Het kan het zijn dat uw zoon in eerste instantie veel taal heeft geleerd door letterlijk woorden en zinnen te onthouden. We noemen dat: 'opslaan in het mentale lexicon', oftewel het woordenboek in je hoofd, waar behalve losse woorden ook vaste uitdrukkingen en zelfs wat zinnetjes in vastgelegd worden.

Naarmate een kind ouder wordt, en het steeds meer verschillende zinnen hoort, is het niet meer efficiënt om al die zinnen stuk voor stuk in het mentale lexicon op te slaan. Er zal dan een echte grammatica verworven moeten worden, oftewel een beperkt aantal regels waarmee je een oneindig aantal zinnen kunt begrijpen en produceren. De terugval die u beschreef zou dan de overgang markeren van de 'papegaai-fase' naar het aanleren en gebruiken van een echte grammatica.

Professor Paula Fikkert, die mij voorging als medewerker van deze Vraagbaak-rubriek, beschreef dit eerder al eens in haar artikel
Van taalkunstenaar tot krukkige beginneling: begrijpelijk en verklaarbaar.

Tweede verklaring

Er is echter ook een andere verklaring mogelijk, die misschien beter aansluit bij de ontwikkelingsfase van uw zoontje. Hij is immers al wat ouder dan het kind dat in het bovengenoemde artikel beschreven werd, en bovendien vertelde u dat uw zoontje halve zinnen begint in te slikken, wat aangeeft dat hij al een poosje langere zinnen maakte.

Het lijkt erop dat hij al bezig is met het ontwikkelen van zijn grammatica, en dat hij steeds meer te vertellen heeft. Doordat hij meer wil zeggen dan hij kan, loopt hij als het ware vast. Het praten kan zijn gedachten dan – tijdelijk – niet bijhouden. Het herhalen van klanken ("wa wa wa ben je aan het doen?") is dan een mogelijke strategie om tijd te winnen.

Hieronder zal ik wat meer vertellen over deze fase in het taalverwervingsproces.

Kinderen van 2

Kinderen van 2 moeten volgens de minimumspreeknormen in staat zijn om zinnetjes van twee woorden te maken. Die woorden hoeven nog niet helemaal goed of compleet uitgesproken te worden. Normaal is bijvoorbeeld: "Mama tefoon" (voor 'Mama is aan de telefoon'), of "Noepie ete" (voor 'Snoepje eten').

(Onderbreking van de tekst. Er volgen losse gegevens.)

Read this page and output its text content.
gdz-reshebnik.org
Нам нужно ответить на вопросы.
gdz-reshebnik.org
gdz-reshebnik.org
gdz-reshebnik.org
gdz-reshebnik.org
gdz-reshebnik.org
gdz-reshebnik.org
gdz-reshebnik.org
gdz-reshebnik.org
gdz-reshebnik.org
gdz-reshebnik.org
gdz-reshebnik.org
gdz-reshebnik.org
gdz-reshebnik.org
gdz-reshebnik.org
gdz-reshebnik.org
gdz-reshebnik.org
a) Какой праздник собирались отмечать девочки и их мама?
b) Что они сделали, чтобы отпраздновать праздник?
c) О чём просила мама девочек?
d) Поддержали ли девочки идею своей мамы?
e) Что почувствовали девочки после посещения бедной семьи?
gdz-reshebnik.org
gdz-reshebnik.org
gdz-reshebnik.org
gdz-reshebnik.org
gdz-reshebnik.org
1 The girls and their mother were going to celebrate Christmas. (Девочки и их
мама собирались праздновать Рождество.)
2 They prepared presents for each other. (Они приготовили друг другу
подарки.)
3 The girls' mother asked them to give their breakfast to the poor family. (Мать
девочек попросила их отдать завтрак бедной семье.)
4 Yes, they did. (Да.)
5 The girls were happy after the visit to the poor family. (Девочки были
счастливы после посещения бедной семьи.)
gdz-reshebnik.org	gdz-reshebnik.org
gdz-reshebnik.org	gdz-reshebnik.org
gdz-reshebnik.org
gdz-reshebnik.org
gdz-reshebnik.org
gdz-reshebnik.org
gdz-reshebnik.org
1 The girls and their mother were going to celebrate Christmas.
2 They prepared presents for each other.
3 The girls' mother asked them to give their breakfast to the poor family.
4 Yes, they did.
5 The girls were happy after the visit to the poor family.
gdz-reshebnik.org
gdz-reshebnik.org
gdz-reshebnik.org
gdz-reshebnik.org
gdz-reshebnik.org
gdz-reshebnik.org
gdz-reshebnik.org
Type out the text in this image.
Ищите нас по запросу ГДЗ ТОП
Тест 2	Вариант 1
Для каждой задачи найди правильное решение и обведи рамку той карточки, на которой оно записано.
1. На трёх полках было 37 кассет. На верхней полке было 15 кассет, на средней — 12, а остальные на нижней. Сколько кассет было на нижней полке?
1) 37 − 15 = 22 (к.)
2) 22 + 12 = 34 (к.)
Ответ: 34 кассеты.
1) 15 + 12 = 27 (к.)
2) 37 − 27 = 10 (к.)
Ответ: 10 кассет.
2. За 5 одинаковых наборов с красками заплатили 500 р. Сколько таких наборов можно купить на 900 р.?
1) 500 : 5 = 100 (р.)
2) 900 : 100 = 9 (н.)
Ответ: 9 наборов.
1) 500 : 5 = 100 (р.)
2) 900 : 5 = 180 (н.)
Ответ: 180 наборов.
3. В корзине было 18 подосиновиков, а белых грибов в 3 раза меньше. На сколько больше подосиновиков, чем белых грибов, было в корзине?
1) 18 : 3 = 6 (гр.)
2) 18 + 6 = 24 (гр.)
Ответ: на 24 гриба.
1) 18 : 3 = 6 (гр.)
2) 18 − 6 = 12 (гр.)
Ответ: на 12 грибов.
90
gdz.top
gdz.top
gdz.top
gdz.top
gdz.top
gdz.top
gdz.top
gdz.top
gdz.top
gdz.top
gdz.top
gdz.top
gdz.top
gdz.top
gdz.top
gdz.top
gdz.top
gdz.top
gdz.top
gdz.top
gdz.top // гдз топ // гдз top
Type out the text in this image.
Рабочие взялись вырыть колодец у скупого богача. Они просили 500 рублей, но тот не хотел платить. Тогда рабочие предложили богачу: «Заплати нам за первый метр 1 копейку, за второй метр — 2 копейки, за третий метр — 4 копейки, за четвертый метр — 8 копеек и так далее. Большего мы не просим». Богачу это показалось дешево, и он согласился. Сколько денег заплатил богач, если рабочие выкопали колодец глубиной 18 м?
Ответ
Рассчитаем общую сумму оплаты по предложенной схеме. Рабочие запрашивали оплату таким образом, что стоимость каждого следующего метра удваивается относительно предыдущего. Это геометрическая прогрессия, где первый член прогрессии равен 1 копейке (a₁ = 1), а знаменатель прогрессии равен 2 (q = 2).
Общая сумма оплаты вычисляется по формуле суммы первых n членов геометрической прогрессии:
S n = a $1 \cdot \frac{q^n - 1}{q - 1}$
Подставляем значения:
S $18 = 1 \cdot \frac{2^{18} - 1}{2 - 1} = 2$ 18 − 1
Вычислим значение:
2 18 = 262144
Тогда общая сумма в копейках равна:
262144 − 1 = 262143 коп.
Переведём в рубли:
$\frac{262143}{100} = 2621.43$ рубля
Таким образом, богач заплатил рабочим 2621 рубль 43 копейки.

Zeker lange woorden – zoals 'televisie' – of woorden met meerdere medeklinkers achter elkaar – zoals '
straat' – zullen versimpeld worden bij het uitspreken.

Kinderen van 3

Rond hun 3e jaar gaan kinderen langere zinnen maken, van gemiddeld drie tot vijf woorden. Ook in deze zinnen kunnen versimpelingen op zinsniveau en woordniveau nog voorkomen.

U vertelde dat uw zoon een zinnetje als "Mama, wat ben je aan het doen?" maakt (ook al komt het er wat moeizaam uit). Dat is al heel goed voor een kindje van 2½!

Ik vermoed dat hij meer moeite heeft met vertellen als hij erg enthousiast is en een verhaal/gebeurtenis wil vertellen. In zijn enthousiasme wil hij waarschijnlijk te veel tegelijk vertellen, met als gevolg dat hij klanken en woorden gaat 'inslikken'. Wat er dan precies gebeurt, en waarom het gebeurt, heb ik eerder beschreven in:
"Mama, mama, ik wil, wil, wil..." - waarom komt hij niet uit zijn woorden?

Hoe kun je je kind helpen?

Het leren vertellen van een verhaal kan geholpen worden door samen boekjes te lezen en er samen over te praten, of je kind het verhaal na te laten vertellen.

Een andere manier om een kind te leren een verhaal te vertellen, is door te helpen bij het structureren ervan. Dat doe je vooral door vragen te stellen, zoals:

  • Wat heb je vandaag op de crèche gedaan?
  • Met wie heb je gespeeld?
  • Waarmee heb je gespeeld?

Ook kunt u zijn verhalen aanvullen of uitbreiden. Als hij bijvoorbeeld zegt: "Glijbaan spelen", dan kunt u dat aanvullen met "Ja, je bent vandaag in de speeltuin geweest hè, bij de glijbaan."

Wanneer is het niet meer normaal?

Zoals gezegd gaat het waarschijnlijk vanzelf over. Dat gebeurt echter niet altijd. Dus mocht u het toch niet helemaal vertrouwen, of komt het langer voor dan een paar maanden, dan kunt u altijd een afspraak maken bij een logopedist.

Tot die tijd raad ik u aan om niet te veel aandacht te geven aan het hakkelen, zodat uw zoontje zich niet al te bewust wordt van zijn haperingen. Let in de communicatie dus vooral op de boodschap van de zinnetjes (de inhoud) en niet zo op de vorm. Ik raad u aan om dit ook door te geven aan de crèche-leidsters.